The Truth Behind True Value’s $150 Million Supply Chain Investment

Tim Denman
Editor in Chief
a man wearing a suit and tie

To keep pace with growing demand and maintain its industry-leading inventory fill rates, True Value is investing $150 million in its supply chain firepower. The retailer is in the third year of a five-year supply chain transformation that will see it go from a single-tier supply chain infrastructure to a hub and spoke model.

True Value operates in four zones across the country: Midwest, East, South, and West. The first region to get the hub and spoke treatment was the Midwest. Which now has a hub DC in Illinois and spokes in Minnesota and Kansas City.

Under the retailer’s old single-tier approach, each DC stocked all of the retailer’s 85,000 to 90,000 SKUs, leading to congestion in the warehouses and slowing down fulfillment times on high-velocity items. Now with the new strategic approach in place hubs will house all of the available inventory for a region, with the spoke carrying around 20,000 of the retailer’s most in-demand SKUs.

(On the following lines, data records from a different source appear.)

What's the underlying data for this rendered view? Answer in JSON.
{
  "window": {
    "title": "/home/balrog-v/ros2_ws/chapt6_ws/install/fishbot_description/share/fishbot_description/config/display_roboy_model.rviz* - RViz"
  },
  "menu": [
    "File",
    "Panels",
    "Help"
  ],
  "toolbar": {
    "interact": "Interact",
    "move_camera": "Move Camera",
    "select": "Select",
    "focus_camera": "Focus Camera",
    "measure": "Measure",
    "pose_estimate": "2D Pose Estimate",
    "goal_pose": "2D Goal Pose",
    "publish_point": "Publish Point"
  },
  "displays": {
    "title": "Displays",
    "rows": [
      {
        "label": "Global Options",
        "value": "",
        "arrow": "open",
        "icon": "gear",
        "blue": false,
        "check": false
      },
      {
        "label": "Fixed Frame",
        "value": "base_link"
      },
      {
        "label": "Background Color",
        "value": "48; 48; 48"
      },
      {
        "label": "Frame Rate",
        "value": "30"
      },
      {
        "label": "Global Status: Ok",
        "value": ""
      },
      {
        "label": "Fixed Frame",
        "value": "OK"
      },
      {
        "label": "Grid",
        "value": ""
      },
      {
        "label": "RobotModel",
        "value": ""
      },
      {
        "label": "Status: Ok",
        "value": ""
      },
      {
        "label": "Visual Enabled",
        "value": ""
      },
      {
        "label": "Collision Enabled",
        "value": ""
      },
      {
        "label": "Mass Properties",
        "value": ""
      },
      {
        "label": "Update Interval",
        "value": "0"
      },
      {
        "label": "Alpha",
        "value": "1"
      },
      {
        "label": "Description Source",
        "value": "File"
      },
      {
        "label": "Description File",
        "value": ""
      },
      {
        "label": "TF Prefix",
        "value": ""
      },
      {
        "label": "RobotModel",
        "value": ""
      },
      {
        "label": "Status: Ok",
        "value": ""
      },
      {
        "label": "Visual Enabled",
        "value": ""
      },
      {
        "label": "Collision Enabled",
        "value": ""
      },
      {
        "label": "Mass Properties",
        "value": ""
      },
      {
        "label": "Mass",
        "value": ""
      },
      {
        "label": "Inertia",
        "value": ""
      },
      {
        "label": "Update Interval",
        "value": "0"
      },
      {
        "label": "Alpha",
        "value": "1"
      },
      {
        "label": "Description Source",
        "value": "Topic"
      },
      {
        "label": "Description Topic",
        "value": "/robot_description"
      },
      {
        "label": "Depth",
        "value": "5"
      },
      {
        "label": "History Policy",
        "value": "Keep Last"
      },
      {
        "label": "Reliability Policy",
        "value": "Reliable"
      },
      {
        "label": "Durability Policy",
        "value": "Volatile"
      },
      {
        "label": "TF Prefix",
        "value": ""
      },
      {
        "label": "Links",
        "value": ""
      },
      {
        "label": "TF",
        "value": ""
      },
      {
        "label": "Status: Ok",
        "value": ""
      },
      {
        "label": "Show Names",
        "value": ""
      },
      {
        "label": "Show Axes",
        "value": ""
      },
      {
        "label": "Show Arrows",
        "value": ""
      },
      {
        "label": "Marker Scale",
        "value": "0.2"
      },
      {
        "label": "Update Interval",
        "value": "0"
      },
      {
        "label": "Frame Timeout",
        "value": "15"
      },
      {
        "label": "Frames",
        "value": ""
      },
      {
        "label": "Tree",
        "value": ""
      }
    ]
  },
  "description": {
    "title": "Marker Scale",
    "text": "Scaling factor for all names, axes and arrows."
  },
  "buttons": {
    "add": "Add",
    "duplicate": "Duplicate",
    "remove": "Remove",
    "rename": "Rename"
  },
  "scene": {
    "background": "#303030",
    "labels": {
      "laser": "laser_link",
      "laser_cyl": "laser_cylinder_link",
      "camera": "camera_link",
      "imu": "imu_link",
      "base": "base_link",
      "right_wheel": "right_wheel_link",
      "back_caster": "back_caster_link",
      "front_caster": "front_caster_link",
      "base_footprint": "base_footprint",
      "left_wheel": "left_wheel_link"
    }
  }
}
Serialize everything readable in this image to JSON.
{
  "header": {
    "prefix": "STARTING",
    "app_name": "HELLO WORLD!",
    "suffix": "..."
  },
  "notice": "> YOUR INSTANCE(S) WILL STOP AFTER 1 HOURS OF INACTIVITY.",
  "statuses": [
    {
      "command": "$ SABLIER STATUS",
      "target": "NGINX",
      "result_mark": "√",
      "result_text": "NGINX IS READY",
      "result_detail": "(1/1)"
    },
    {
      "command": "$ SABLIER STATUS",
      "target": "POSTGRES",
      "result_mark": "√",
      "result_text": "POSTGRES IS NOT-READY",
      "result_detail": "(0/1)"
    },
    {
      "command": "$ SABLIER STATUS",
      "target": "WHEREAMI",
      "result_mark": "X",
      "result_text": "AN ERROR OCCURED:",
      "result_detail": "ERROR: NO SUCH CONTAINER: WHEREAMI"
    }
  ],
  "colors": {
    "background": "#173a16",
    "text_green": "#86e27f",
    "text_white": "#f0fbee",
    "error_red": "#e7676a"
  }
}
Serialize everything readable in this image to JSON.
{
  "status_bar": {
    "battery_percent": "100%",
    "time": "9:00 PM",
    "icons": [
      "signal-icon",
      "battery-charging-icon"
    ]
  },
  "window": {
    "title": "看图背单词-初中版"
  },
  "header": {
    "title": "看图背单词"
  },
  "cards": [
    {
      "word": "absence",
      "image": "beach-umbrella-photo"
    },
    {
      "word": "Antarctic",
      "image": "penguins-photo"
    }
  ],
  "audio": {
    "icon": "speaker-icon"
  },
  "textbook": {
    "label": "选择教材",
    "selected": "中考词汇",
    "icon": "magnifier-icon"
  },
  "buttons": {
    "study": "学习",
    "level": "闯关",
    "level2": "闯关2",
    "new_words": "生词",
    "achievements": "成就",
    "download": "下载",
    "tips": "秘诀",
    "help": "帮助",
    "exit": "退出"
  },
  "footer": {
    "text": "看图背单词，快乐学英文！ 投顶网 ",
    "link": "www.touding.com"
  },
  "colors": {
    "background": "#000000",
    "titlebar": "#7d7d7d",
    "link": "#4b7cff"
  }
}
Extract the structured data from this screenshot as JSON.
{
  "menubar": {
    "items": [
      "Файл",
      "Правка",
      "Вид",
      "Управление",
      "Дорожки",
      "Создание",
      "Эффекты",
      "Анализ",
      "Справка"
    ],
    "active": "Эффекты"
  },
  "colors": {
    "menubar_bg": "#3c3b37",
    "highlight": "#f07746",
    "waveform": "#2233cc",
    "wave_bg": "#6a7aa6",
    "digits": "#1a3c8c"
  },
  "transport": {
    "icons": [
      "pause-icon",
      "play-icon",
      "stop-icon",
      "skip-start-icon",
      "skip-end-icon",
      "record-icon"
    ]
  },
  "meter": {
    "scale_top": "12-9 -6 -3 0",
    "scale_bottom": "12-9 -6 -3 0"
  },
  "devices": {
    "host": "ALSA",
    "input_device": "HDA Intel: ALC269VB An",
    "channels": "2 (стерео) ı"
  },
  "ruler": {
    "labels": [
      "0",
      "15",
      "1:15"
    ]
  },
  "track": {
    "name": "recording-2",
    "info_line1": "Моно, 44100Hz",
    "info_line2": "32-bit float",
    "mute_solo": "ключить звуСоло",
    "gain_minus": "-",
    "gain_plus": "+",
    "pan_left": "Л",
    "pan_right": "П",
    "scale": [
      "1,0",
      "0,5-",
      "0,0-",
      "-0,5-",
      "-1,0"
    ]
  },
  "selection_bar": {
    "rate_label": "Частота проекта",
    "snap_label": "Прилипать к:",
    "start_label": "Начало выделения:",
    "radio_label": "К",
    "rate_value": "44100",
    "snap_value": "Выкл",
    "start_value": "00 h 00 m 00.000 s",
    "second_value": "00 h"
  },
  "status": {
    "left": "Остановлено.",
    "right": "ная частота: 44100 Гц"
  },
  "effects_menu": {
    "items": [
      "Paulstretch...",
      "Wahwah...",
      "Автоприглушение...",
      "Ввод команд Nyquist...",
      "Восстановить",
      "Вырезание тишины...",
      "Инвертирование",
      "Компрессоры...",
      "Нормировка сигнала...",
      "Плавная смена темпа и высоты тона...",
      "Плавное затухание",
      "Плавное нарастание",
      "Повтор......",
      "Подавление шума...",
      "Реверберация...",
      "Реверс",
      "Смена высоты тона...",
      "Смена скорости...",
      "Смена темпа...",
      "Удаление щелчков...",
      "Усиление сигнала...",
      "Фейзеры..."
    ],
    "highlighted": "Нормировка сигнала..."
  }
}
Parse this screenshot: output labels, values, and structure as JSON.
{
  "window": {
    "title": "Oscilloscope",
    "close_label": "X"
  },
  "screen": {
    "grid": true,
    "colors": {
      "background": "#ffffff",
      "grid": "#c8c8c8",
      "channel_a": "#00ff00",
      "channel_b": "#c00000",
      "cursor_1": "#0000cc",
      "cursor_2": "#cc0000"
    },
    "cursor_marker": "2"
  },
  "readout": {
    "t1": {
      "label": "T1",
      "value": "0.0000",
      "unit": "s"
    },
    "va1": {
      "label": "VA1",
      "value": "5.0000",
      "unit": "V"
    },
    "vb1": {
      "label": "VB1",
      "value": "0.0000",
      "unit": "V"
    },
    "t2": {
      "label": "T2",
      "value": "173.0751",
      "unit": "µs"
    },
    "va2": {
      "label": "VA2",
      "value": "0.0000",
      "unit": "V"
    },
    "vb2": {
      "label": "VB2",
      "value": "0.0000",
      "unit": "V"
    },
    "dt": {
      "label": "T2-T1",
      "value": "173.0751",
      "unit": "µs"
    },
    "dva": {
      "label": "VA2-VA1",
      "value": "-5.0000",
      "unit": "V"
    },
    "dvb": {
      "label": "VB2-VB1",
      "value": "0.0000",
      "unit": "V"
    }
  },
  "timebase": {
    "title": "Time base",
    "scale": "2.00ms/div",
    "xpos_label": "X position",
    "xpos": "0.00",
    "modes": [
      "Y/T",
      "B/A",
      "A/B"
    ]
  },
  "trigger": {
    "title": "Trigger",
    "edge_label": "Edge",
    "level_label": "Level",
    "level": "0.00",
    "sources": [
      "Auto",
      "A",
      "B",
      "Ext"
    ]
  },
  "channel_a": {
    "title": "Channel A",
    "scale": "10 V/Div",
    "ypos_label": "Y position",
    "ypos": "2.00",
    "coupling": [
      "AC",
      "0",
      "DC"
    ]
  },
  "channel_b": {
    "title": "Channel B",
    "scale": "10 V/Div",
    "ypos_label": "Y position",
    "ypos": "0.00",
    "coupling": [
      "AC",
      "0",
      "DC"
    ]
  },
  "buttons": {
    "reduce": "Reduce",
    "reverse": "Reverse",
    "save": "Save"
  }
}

“This allows us to reduce inventory and become more efficient operating in those spoke buildings,” says James Harrington, VP of supply chain, True Value. “In addition we are investing in our hubs to have the right space and equipment to be able to handle the full range of SKUs. It allows us to pull inventory on those slower moving SKUs in one location, driving up our fill rate and decreasing the amount of inventory needed to provide those fill rates.”

The results of the new approach speak for themselves. In the Midwest region True Values two spoke DCs are currently operating at an eye-popping 99% fill rate, while maintaining a 97.5% rate across the system.

With the success of the Midwest under its belt, True Value has turned its attention to its busiest and most important region, the East. To allow the Eastern region to operate effectively under the hub and spoke design the retailer needed to build a DC capable of being the hub. The retailer is currently under construction on a state-of-the-art distribution center in Hanover Township, PA which will allot for the majority of the planned $150 million supply chain investment.

The one-million-square-foot DC will support spokes in Allentown, PA; Cleveland, OH; and Manchester, NH which will service more than 1,000 retail locations in the region.

Construction Underway at the Allentown Hub Location

Highlights of the ACON Partnership

  • Returned over $230 million to more than 4,000 independent hardware retailers, to invest in their businesses.
  • Record setting growth in 2018 with 300 new customers and nearly 230 new customers so far this year.
  • Doubling field sales team to better serve current accounts while growing our customer base.
  • Modernized marketing support to focus on localized, digital capabilities, allowing retailers vast control over the customization of their regular and promotional offers.

 

True Value has been experiencing continued and incremental growth over the past few years, quickened by its partnership last March with ACON Investment to accelerate the retailer’s long-term strategy to better support independent retailers. Under the new partnership True Value will no longer operate under a co-op model but will distribute to a broader number of independent shops as well. The new strategic approach increased the number of stores True Value serves by 500, bringing the total to around 4,500.

“We had growth before going private with the Acon transaction, but the deal has accelerated that,” says Harrington. “The co-op structure while a great structure had some limitations in terms of who we could sell to and who we could target. Now that we no longer have that structure it allows us to continue to provide exemplary service to those retailers that were part of the co-op but also market to a different set of retailers that do not want to be part of a co-op structure.”

While the building of a new DC in the East and retrofitting the rest of the chain to handle the new hub and spoke supply chain approach was monumental for the brand, equally important is its supply chain software investments. As part of its five-year supply chain transformation True Value has invested in JDA’s Demand and Fulfillment solutions.

“We had been have been on a JDA legacy product and we are now on the most current version of JDA Demand and we just implemented JDA Fulfill,” says Lyndsi Lee, VP, supply chain, True Value. “Our ability to respond to demand variability, promotional variability, as well as our retailers’ unique needs were incredibly challenging with the legacy solution. We needed a more sophisticated demand planning system. We explored many different solutions and JDA was the best from the usability and sophistication perspective as well as the ability to take some of the development in-house.”

Thanks to its improved ability to forecast demand the retailer has been able to reduce inventory across its supply chain network, while maintaining the fill rates its stores rely upon.

“We have seen significant inventory reductions,” says Lee. “We have actually made the strategic decision to reinvest those dollars to make sure we maintain our industry leading fill rates.

“All of our SKUs are being forecasted in JDA Demand. We started that process in 2017 and finished early last year. We are beginning to ramp up our vendors on Fulfillment. We have a handful that are on the system today and we are finishing out the logic, capabilities and change management process to get the rest of our vendors up by the end of this year.